Graduate students write, produce new play

Lifestyle Reporter

Texas’s State Department of Theatre and Dance performed “Snake Oil,” a student-written and -directed production, this past weekend as part of the black box series.

The show, performed in the Patti Strickel Harrison Studio Theatre, is set in Sweetwater. The production is a comedy-drama centered on the workings of a con man weaving his way into people’s pockets by selling snake oil as a household remedy. The play focuses on his journey of being blackmailed into helping the daughter of one his customers, a teenage girl who is pregnant out of wedlock.

The first read-through for the performance was held before winter break, said Jack William Rodgers, theatre senior and actor.   

James Brownlee, director of the play and theatre graduate student, said one of the most interesting aspects of “Snake Oil” is rehearsals began in early January even though the script was not finalized.

“This was very much a collaboration,” Brownlee said. “We were rehearsing the play as he was writing it, and every week we would get new pages.”  

Brownlee said everyone came together seamlessly to take part in this unusual experience. 

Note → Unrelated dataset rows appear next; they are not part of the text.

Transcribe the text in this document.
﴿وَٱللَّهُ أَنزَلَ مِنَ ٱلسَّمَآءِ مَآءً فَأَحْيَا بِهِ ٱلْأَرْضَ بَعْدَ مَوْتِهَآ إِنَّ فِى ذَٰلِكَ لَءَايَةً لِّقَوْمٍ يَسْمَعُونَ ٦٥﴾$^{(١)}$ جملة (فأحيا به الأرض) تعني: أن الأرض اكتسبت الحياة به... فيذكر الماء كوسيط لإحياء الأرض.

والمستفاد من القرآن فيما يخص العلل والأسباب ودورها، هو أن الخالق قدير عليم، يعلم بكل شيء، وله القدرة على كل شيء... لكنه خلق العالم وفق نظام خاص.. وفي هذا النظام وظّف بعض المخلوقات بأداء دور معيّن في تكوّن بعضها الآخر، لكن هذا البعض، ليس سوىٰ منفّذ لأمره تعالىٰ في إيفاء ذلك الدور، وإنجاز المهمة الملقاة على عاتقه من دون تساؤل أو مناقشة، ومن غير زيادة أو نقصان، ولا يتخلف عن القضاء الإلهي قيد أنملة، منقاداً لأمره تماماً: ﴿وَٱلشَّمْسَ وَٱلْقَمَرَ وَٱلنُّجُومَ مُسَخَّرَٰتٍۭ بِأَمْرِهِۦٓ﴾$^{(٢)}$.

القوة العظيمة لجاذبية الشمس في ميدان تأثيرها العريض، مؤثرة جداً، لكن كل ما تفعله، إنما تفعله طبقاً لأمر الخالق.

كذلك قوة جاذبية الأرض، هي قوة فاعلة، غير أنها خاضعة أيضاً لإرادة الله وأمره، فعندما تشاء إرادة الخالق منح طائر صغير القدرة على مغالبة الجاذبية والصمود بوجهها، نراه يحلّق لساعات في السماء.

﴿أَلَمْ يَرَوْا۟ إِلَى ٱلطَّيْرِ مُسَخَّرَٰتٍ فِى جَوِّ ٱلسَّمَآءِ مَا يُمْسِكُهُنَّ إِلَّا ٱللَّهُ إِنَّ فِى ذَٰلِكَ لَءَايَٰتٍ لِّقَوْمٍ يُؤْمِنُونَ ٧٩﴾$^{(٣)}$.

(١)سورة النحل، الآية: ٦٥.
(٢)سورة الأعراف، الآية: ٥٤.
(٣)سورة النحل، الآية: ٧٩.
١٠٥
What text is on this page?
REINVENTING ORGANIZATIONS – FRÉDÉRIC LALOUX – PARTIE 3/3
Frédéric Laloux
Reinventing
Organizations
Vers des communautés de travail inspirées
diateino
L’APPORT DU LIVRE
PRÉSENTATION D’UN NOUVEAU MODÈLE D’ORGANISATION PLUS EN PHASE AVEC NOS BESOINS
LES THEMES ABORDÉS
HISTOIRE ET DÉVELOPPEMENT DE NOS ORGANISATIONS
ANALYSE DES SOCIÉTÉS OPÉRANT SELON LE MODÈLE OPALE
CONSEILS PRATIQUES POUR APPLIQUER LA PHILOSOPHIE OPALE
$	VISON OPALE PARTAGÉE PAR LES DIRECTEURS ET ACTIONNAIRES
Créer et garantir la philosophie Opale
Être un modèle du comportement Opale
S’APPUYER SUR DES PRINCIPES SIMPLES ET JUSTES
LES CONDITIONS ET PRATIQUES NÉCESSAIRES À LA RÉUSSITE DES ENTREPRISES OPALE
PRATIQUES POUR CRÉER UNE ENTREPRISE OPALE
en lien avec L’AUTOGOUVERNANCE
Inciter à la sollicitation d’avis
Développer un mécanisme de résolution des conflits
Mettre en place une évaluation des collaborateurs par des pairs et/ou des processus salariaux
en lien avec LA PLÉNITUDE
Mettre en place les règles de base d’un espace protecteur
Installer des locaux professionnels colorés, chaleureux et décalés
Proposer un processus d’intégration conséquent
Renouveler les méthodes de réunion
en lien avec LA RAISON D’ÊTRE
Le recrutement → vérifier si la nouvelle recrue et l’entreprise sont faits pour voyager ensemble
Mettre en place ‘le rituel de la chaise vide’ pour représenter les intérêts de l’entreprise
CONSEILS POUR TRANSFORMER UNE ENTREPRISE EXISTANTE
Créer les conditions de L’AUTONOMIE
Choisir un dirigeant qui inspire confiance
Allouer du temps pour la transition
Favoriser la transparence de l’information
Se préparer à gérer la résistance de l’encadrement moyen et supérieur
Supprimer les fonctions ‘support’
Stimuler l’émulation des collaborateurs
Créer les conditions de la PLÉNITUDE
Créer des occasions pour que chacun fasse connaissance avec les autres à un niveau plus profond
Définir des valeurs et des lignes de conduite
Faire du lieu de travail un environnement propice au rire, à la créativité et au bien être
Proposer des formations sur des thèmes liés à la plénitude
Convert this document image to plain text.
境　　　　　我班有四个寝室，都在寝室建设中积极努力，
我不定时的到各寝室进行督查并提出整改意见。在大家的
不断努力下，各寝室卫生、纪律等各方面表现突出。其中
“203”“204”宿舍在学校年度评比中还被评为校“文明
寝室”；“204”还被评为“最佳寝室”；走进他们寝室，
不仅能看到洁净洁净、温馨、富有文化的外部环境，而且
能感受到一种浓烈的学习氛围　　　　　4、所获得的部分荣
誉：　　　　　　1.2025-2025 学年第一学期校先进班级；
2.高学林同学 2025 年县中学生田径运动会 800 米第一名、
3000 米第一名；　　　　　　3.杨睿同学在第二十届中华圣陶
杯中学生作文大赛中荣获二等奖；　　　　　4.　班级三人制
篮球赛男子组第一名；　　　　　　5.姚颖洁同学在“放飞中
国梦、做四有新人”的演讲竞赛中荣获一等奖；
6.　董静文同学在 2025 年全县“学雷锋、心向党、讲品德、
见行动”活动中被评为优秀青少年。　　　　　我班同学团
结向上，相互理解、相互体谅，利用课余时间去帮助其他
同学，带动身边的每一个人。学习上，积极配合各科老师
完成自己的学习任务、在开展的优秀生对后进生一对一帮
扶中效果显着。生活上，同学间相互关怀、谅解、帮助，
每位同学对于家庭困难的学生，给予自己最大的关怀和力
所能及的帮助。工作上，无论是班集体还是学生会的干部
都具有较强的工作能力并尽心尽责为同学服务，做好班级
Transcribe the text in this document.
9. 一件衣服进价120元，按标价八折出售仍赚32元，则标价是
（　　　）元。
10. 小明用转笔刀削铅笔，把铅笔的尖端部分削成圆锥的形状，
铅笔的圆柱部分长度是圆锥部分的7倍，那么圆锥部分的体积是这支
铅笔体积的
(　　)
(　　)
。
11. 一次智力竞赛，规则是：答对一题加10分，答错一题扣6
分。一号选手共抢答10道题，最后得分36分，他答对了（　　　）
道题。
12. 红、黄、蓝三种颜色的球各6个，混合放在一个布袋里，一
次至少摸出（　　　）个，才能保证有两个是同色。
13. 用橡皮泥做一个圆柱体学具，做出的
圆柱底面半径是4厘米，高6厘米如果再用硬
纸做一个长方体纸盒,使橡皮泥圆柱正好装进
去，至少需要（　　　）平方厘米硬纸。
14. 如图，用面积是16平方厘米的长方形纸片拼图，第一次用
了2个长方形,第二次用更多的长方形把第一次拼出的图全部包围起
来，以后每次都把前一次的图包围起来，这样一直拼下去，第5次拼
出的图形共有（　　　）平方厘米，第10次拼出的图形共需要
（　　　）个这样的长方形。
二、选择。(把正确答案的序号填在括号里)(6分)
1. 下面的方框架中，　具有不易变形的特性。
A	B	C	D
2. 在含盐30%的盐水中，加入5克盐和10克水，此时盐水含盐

“Normally when you are rehearsing a play you already have a complete script, but the unique experience about rehearsing an original play is that the playwright can come in and take a look at what works and what doesn’t and tweak it accordingly,” Brownlee said. “It was a great collaboration.”

Playwright Kevin Talley, an MFA playwriting candidate in his third year of graduate school, worked on “Snake Oil” over the summer. He said the second act was written in the beginning of the fall, but he was still in the process of finishing the redraft during the first few days of rehearsal.

"I didn’t know how the show would turn out,” Talley said. “I knew it had a great cast and crew, but I was pretty worried about my own writing. In the end you just have to do something and put it in the hands of great people, and it is going to turn out all right."

The writing managed to capture the essence of humor and drama together.

The performers fed off the audience’s energy.  

Rodgers hopes the audience develops a deeper understanding of family relationships after seeing the play.

“I hope the audience enjoys it and has a good time because that’s sort of my main goal, is to have the audience enjoy what they see.” Rodgers said. “I hope the audience develops a deeper understanding for what it means to have a family and what they mean to you but also when it’s time to do your own thing.”

Brownlee said different interpretations of the show are possible.

“It’s my job to honor the playwright’s words, so I have to do it in such a way that my creative stamp is on it but that everything he puts in there remains intact," Brownlee said. “There are several messages coming out the show, and the great thing about theatre is that the audience can take whatever they want from it."